Bien moins visible que son concurrent GitHub, GitLab poursuit son ambition de fournir une plateforme DevSecOps la plus complète possible afin de prendre des clients à son principal adversaire, mais aussi – pourquoi pas – aux autres acteurs du marché, dont Jira, Snyk ou Datadog.

Avec son forfait Ultimate, l’éditeur entend, tout comme son concurrent, proposer l’ensemble des fonctionnalités nécessaires à la mise en place de l’approche DevSecOps en entreprise.

Cette volonté, l’éditeur l’affiche clairement depuis 2021. Toutefois, le cabinet d’analystes Gartner constatait alors qu’aucune plateforme ne couvrait l’ensemble du cycle de vie du développement. Sous la pression du marché, les éditeurs s’adaptent.

« Nous constatons que les grandes organisations du monde entier souhaitent adopter une plateforme unique. Elles sont fatiguées d’avoir des dizaines, voire une centaine d’outils pour livrer des logiciels. Elles essaient donc de les consolider », avance David DeSanto, Chief Product Officer auprès du MagIT.

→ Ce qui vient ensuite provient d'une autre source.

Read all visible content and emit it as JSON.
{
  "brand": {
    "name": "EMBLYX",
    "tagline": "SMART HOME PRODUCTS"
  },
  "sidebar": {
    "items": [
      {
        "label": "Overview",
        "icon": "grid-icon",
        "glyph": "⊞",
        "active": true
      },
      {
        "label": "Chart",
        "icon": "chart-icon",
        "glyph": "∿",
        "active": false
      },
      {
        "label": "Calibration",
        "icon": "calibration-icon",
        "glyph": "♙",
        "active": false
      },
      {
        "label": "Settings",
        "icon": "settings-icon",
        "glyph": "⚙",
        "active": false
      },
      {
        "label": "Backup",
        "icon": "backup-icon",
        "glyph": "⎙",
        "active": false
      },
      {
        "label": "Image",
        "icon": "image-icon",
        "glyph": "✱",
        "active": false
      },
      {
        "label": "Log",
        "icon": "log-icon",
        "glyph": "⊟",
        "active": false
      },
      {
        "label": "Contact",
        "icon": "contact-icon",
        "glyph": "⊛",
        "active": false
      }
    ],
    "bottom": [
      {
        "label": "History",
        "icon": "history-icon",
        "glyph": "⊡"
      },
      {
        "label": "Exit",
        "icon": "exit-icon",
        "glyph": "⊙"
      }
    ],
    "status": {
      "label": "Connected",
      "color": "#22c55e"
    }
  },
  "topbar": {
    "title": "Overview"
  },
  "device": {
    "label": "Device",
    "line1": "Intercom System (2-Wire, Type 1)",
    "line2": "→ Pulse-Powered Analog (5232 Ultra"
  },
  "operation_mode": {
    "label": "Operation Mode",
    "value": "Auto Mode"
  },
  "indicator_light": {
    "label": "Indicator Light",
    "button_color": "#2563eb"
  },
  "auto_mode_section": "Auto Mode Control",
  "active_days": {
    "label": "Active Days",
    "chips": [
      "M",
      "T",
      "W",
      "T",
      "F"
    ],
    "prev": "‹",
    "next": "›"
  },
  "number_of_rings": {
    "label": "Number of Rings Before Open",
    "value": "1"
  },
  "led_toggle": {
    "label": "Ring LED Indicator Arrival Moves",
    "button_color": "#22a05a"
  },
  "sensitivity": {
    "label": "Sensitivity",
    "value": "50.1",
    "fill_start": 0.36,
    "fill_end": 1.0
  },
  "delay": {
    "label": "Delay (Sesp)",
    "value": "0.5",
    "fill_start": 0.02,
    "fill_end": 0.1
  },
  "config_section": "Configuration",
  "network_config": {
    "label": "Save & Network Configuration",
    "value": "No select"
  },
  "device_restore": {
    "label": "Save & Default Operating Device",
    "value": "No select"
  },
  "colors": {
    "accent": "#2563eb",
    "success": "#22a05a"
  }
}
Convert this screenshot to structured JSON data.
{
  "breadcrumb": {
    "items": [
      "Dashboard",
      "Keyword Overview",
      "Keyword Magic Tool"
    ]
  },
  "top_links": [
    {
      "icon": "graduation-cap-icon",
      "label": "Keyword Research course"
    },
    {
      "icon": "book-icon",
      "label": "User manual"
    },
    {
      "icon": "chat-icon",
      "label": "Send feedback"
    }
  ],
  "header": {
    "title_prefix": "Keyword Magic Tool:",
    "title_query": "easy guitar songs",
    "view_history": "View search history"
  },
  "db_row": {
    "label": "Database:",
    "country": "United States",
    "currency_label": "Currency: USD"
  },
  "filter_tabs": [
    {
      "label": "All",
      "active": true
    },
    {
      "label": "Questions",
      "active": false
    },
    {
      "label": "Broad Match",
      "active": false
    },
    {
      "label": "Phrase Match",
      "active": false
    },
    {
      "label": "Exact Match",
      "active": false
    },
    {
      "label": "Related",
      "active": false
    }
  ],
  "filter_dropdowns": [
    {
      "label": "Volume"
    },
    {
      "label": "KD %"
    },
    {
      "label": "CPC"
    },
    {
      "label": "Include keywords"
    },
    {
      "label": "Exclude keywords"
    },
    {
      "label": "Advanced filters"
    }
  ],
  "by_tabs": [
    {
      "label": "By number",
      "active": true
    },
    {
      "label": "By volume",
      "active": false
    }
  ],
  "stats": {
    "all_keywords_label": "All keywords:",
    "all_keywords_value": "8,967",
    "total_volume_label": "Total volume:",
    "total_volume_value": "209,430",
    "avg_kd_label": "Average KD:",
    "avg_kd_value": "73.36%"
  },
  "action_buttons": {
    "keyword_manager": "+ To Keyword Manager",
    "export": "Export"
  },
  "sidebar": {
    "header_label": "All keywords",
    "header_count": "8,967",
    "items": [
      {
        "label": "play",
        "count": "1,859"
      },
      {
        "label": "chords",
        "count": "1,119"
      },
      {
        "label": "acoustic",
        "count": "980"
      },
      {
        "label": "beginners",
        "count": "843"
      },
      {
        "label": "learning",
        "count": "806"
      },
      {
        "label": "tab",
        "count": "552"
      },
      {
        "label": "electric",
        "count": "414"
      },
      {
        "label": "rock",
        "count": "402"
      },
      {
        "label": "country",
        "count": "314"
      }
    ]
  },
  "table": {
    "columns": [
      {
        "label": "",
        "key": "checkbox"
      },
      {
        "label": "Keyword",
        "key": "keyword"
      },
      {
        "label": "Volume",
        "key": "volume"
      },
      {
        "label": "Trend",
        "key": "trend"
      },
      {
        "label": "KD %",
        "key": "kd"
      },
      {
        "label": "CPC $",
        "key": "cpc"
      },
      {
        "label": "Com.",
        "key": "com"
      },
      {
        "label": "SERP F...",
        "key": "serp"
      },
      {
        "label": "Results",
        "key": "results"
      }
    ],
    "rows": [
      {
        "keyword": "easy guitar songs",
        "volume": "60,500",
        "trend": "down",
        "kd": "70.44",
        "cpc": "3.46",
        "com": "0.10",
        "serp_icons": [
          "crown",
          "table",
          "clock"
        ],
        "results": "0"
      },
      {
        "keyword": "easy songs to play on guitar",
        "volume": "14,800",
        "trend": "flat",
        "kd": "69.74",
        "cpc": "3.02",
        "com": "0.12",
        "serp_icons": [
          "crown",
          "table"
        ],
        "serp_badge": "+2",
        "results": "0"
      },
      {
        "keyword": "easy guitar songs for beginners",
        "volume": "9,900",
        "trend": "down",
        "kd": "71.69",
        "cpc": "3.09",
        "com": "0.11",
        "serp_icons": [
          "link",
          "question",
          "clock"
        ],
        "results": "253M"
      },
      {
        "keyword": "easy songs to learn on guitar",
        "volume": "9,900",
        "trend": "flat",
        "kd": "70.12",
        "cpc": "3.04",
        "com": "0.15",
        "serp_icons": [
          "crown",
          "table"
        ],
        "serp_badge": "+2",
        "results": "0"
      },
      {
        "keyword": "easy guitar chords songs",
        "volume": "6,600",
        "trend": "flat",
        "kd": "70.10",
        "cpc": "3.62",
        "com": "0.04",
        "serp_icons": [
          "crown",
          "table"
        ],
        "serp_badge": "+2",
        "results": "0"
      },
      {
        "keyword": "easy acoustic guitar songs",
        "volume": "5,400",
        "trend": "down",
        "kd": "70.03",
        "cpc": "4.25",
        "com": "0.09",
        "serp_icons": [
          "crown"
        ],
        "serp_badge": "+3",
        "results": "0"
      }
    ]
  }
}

Dans son Magic Quadrant de juin 2023 consacré aux plateformes DevOps, Gartner définit la plateforme de GitLab. Le cabinet évoque « un produit unique qui comprend des fonctionnalités de planification, de gestion du code source, d’intégration continue, d’automatisation du déploiement, d’observabilité, de tests de sécurité des applications, de sécurité de la chaîne, d’approvisionnement des logiciels, de rapports de conformité, d’analyse de la chaîne de valeur et de gestion des incidents ».

En ce sens, GitLab indique qu’il fournissait 31 fonctionnalités en 2019. En septembre 2023, il en revendiquait 54. Huit autres sont déjà planifiées.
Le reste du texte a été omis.